The American Academy of Pediatrics weighs in on drug testing kids, saying that they are unreliable and can create a climate of distrust suspicion and fear.
Subjecting children to drug testing is usually a bad idea for a host of reasons, including often inaccurate results and loss of the child’s trust, a leading pediatricians’ group said on Monday.
Increasingly, schools are embarking on drug testing, particularly of student-athletes, following a 2002 U.S. Supreme Court ruling that declared the practice legal.
Parents may also be tempted by newly available home drug screening kits in an effort to catch the problem early.
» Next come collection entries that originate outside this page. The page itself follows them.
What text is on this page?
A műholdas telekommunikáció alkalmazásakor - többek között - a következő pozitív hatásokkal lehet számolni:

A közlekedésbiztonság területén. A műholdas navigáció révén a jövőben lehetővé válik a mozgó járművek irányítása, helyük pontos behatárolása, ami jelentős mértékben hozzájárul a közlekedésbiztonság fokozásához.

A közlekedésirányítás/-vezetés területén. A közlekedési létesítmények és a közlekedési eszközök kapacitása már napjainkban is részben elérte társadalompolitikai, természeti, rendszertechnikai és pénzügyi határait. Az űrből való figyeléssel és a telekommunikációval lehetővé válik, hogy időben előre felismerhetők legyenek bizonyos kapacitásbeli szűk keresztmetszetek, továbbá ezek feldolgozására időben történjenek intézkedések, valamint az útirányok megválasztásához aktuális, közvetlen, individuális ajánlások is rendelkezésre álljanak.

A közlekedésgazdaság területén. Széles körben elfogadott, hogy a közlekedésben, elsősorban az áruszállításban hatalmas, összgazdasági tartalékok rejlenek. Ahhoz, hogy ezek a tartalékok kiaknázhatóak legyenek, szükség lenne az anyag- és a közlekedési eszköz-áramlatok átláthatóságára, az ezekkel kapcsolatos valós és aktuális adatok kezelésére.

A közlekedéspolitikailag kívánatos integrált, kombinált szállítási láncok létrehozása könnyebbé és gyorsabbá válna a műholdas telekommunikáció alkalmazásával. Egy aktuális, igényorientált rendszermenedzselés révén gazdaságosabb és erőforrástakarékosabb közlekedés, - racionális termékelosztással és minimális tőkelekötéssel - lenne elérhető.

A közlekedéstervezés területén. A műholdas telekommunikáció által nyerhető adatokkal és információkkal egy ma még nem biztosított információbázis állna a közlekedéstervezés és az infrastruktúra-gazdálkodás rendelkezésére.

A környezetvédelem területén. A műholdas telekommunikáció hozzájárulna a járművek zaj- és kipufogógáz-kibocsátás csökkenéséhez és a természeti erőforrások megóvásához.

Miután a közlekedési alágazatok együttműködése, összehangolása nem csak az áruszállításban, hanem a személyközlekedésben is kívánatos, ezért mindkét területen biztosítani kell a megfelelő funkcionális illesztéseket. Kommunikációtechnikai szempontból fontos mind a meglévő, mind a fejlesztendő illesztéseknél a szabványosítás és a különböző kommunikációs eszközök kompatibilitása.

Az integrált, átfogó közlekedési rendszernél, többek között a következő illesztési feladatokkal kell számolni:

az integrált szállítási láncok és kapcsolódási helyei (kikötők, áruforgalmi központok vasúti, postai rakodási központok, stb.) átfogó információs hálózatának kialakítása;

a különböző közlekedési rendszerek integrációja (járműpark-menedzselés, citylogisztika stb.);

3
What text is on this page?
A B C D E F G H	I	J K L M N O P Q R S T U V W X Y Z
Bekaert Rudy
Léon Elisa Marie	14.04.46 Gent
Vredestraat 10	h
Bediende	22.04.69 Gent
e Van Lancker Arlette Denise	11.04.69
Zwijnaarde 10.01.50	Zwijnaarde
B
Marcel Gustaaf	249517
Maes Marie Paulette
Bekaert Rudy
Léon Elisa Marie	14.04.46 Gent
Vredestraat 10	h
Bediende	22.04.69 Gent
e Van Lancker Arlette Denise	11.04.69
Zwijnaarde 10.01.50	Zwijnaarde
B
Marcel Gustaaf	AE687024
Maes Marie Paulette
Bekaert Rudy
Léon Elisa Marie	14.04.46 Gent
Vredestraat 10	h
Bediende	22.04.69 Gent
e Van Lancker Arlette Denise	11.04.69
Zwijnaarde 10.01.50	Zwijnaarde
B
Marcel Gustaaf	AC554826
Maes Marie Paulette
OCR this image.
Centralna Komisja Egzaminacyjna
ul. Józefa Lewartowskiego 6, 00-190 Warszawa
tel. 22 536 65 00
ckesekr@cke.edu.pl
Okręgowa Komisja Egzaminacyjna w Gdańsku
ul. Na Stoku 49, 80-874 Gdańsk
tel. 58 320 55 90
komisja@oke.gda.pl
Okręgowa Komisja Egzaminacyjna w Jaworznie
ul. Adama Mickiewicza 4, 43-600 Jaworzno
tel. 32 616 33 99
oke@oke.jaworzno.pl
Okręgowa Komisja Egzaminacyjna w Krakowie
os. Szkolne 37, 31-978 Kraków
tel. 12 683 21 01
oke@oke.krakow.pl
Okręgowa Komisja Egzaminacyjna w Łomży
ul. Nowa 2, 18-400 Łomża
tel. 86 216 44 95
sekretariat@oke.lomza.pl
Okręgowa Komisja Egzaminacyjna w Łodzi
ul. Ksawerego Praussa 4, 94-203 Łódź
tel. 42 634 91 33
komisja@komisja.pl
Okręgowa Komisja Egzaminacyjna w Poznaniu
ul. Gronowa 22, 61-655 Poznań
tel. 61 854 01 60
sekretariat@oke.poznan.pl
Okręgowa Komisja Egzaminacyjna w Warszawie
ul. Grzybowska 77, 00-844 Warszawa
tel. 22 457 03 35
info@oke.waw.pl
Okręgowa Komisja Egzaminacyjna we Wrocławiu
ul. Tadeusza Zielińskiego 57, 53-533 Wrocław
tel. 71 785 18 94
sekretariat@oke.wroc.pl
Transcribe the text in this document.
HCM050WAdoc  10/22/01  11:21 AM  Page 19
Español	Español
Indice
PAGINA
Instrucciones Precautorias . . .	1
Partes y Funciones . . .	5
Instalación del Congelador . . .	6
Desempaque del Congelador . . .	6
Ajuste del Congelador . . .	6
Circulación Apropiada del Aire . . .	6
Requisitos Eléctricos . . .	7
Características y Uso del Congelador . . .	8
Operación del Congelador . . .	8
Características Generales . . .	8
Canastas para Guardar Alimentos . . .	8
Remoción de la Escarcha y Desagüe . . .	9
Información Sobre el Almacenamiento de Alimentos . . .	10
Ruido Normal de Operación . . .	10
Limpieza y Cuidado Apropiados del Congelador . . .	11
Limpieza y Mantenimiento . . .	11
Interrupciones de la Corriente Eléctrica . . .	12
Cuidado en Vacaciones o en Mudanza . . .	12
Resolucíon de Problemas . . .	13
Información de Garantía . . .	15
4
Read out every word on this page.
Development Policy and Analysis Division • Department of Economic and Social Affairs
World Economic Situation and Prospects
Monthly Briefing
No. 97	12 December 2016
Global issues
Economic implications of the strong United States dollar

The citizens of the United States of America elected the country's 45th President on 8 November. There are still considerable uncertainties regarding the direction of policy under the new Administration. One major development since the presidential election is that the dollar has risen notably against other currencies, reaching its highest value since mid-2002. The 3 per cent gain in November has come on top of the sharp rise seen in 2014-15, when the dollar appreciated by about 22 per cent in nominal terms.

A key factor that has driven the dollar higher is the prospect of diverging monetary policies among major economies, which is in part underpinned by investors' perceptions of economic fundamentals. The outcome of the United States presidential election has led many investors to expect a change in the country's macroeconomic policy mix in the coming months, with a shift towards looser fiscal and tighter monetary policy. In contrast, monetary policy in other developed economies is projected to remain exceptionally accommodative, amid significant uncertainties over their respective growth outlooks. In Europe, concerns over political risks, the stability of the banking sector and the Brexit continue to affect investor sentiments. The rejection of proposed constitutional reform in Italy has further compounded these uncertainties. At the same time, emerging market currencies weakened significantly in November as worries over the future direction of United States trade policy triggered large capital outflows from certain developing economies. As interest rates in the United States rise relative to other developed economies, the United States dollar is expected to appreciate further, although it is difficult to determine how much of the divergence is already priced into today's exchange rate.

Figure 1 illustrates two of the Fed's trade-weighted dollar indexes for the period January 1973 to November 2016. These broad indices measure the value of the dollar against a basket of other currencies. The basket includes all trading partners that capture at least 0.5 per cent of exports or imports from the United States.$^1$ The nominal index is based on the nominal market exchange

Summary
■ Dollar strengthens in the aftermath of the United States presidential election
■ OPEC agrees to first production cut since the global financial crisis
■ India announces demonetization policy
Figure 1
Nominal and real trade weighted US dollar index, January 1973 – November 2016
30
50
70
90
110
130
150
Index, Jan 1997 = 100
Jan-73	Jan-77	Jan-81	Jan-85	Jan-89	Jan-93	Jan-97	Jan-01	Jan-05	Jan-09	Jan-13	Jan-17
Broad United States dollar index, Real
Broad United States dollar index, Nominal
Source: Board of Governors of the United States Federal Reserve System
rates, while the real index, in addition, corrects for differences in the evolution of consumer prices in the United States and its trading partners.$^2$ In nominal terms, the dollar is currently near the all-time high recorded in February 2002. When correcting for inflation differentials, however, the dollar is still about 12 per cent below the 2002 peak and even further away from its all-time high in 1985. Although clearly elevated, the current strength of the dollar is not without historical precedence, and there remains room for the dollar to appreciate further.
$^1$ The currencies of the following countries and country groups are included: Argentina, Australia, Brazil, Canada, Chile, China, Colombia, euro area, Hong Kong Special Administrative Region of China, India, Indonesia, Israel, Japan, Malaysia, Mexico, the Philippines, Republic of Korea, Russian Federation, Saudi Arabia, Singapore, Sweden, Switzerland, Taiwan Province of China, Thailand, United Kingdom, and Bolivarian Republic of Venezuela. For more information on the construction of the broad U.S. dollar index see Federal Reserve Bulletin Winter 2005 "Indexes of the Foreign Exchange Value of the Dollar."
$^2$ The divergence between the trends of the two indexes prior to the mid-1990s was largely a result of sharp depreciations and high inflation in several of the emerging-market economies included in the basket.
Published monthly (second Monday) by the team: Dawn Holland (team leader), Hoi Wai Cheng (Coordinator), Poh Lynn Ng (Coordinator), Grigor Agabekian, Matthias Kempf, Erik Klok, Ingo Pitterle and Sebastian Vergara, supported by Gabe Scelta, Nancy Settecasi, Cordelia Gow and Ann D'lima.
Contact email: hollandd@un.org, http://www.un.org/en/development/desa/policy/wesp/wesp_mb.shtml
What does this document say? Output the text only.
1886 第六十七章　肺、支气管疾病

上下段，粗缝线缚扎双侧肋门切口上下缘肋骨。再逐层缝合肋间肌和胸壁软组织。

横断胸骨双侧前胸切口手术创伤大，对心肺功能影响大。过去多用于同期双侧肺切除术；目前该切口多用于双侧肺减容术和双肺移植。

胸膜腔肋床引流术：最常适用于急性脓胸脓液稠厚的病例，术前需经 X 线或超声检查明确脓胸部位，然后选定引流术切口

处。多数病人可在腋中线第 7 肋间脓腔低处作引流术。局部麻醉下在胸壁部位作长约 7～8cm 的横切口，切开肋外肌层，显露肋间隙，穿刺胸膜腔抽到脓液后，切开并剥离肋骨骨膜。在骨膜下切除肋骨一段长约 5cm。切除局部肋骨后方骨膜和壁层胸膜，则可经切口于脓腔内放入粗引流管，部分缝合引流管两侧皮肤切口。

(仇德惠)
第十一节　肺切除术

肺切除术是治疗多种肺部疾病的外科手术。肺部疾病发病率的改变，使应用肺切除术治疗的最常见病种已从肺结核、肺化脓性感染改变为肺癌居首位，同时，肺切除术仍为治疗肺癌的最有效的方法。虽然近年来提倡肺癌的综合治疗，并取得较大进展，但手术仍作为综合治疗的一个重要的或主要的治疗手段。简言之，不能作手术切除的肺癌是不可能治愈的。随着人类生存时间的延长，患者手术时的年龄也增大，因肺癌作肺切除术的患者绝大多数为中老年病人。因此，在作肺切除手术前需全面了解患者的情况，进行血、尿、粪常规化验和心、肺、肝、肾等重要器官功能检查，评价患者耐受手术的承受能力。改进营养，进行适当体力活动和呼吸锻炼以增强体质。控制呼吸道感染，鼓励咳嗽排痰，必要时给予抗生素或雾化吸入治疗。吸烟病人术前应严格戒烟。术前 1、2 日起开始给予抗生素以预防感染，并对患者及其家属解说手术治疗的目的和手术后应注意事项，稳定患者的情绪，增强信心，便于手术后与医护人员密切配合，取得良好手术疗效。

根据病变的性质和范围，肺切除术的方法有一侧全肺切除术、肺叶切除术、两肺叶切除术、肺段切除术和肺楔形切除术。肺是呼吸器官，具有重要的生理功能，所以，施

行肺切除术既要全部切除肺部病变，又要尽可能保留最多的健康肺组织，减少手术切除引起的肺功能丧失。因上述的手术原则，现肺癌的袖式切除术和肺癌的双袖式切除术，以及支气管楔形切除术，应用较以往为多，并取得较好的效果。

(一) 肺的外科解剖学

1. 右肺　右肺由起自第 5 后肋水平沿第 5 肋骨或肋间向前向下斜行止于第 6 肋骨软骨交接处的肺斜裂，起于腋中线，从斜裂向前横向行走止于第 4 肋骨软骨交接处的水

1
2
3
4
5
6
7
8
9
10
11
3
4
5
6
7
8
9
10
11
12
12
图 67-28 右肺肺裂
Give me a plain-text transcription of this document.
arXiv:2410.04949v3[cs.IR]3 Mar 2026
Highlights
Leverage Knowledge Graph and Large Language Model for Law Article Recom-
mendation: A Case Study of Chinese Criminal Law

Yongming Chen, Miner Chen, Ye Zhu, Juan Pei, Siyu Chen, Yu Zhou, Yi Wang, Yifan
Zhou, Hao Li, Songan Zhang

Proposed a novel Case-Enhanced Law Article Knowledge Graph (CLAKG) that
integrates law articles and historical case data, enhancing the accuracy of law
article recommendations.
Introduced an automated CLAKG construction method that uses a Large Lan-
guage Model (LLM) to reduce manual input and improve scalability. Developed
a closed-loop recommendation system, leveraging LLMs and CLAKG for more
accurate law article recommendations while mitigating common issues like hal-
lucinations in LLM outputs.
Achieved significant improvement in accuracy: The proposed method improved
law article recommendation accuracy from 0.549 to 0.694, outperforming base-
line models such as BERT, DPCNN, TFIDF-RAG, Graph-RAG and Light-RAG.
But the American Academy of Pediatrics, updating its decade-old policy statement on the issue, said screening for illicit drugs is a complicated process prone to errors and cheating, and has not been shown to curtail youngsters’ drug use.
Drug testing also creates a counterproductive climate of “resentment, distrust and suspicion” between children and their parents or school administrators, a committee of experts wrote in the March issue of the group’s journal, Pediatrics.
False-positive results can arise from eating poppy seeds or ingesting certain cold medications, and test results may need to be confirmed with expensive further testing, it said.
Many students are also likely to be aware of Web sites that offer methods of defeating drug testing.
In addition, several illegal drugs are undetectable in urine more than 72 hours after use, and standard tests do not detect often abused substances such as alcohol, Ecstasy and inhalants. Some youngsters may respond to testing by avoiding drugs such as marijuana and instead abuse less-detectable, but more dangerous, drugs, the statement said.
“A key issue at the heart of the drug-testing dilemma is the lack of developmentally appropriate adolescent substance abuse and mental health treatment” in many communities, it said, noting existing programs designed for adults may be unsuitable for children.
The report suggested parents suspicious that a child is abusing drugs or alcohol consult the child’s primary care doctor rather than rely on school-based drug screening or home kits to check their concerns.